The intention seems clear, doesn’t it? It’s a rhetorical question. “Obviously God, I was nowhere, you know that…” but God doesn’t allow Job to answer or respond, he continues to ask these kinds of questions, and he speaks to us from Job for chapter after chapter. Go see, it’s Job Chapters 38 through 41. After a while, you get the sense he’s listing his credentials to make these kinds of decisions, and it turns out, everything is his credentials. Everything about Job’s world, about my world, about your world, is a thing that happens to us, but it’s on God’s resume. Essentially, reminding Job that He is the only one qualified to make those kinds of statements.
This is the sovereignty of God. The truth is that our reality truly belongs to Him, and while we have autonomy we do not have sovereignty. We are not self-sustaining, neither did we create ourselves. Everything we have, everything we are came from someone else, and if we trace that far back enough, that all goes to the Creator. This is why we are not entitled to anything because we are not the ultimate source of anything, but God is. So he doesn’t have to answer questions, after all, he’s more qualified to ask questions than we are as well. We seek to barter morally with God, but how do trade with someone who has everything, and can make another everything whenever they feel? Any economy based on trading a good with the source of that good will fail, even if that good is literally the concept of goodness.
But isn’t it funny how even in the Old Testament, this line falls into God’s response:
“Would you condemn Me to justify yourself?
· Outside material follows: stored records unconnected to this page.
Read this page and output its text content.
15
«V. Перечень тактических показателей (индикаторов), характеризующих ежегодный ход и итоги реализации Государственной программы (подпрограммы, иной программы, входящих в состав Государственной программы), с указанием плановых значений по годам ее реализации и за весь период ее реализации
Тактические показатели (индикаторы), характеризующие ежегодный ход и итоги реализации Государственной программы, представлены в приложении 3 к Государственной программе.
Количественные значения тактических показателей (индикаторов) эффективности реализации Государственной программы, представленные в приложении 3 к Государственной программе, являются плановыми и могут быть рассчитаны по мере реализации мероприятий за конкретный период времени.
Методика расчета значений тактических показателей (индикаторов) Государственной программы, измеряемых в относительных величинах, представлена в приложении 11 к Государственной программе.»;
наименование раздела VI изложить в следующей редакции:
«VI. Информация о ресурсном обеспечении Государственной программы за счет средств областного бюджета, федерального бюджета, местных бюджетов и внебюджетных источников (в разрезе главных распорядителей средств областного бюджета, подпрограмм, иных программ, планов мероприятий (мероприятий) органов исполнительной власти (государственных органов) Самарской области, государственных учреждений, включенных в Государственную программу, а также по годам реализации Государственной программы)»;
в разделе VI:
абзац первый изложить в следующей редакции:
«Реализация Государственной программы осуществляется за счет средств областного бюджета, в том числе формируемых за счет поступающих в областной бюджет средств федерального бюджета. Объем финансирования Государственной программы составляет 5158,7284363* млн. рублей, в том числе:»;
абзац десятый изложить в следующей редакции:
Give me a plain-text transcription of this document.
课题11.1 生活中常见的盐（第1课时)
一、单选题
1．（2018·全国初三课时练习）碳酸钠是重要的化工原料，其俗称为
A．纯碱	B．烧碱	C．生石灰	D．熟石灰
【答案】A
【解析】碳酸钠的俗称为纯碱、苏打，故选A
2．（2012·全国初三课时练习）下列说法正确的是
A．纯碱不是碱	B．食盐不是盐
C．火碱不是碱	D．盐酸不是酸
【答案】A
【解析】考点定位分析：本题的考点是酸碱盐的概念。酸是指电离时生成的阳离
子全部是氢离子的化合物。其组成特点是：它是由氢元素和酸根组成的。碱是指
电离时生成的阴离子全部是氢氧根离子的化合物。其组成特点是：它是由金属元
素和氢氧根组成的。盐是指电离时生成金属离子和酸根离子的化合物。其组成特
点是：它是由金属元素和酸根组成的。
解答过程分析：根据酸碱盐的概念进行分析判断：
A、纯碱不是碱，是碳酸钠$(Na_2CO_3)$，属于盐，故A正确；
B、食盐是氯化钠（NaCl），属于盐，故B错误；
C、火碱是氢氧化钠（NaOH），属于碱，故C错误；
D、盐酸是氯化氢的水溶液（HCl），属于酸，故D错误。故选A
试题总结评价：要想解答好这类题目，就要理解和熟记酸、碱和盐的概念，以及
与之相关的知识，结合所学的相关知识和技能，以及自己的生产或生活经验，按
Do you have an arm like God’s?”
God sounds betrayed, but not because his position has been challenged, but, if you’ve read it, he points out that Job cannot save himself. If he could really condemn God then he would be alone to save himself, and God gives him a test, one that only God can pass, and claims that if Job could pass it, God would acknowledge that Job didn’t need him.
God’s priority is saving people. At the end of the day, this story is here for you. To give you this incredible dramatic reminder that much worse things happen to people much “better” in terms of good deeds than you, and that not only is that okay, but it turns out to be good for others. This is the failing of our moral economy in that it is selfish, it is based on our personal satisfaction. We want our good things to result in good things for us, the “good” people, and by that we usually mean “the people we like” rather than any particular action or character trait. The truth is that God loves everyone, and sometimes the good things you do result in good for people you’ve never met. Sometimes the bad things that happen to you result in good for people you’ve also never met. After all, God was willing to sacrifice His Son, He was willing to sacrifice Job’s well being. What makes your life and well being any more special?
If that feels hard, think of it this way, whenever something bad happens to you that you don’t deserve, or you feel some good you’ve done hasn’t been returned, think of me. Maybe those things are, ultimately, for my benefit, and will help me get into the kingdom of God, and we can have a good laugh and talk about it then. I’ll do the same.
His disciples asked Him, “Rabbi, who sinned, this man or his parents, that he was born blind?” Jesus answered, “Neither this man nor his parents sinned, but this happened so that the works of God would be displayed in him.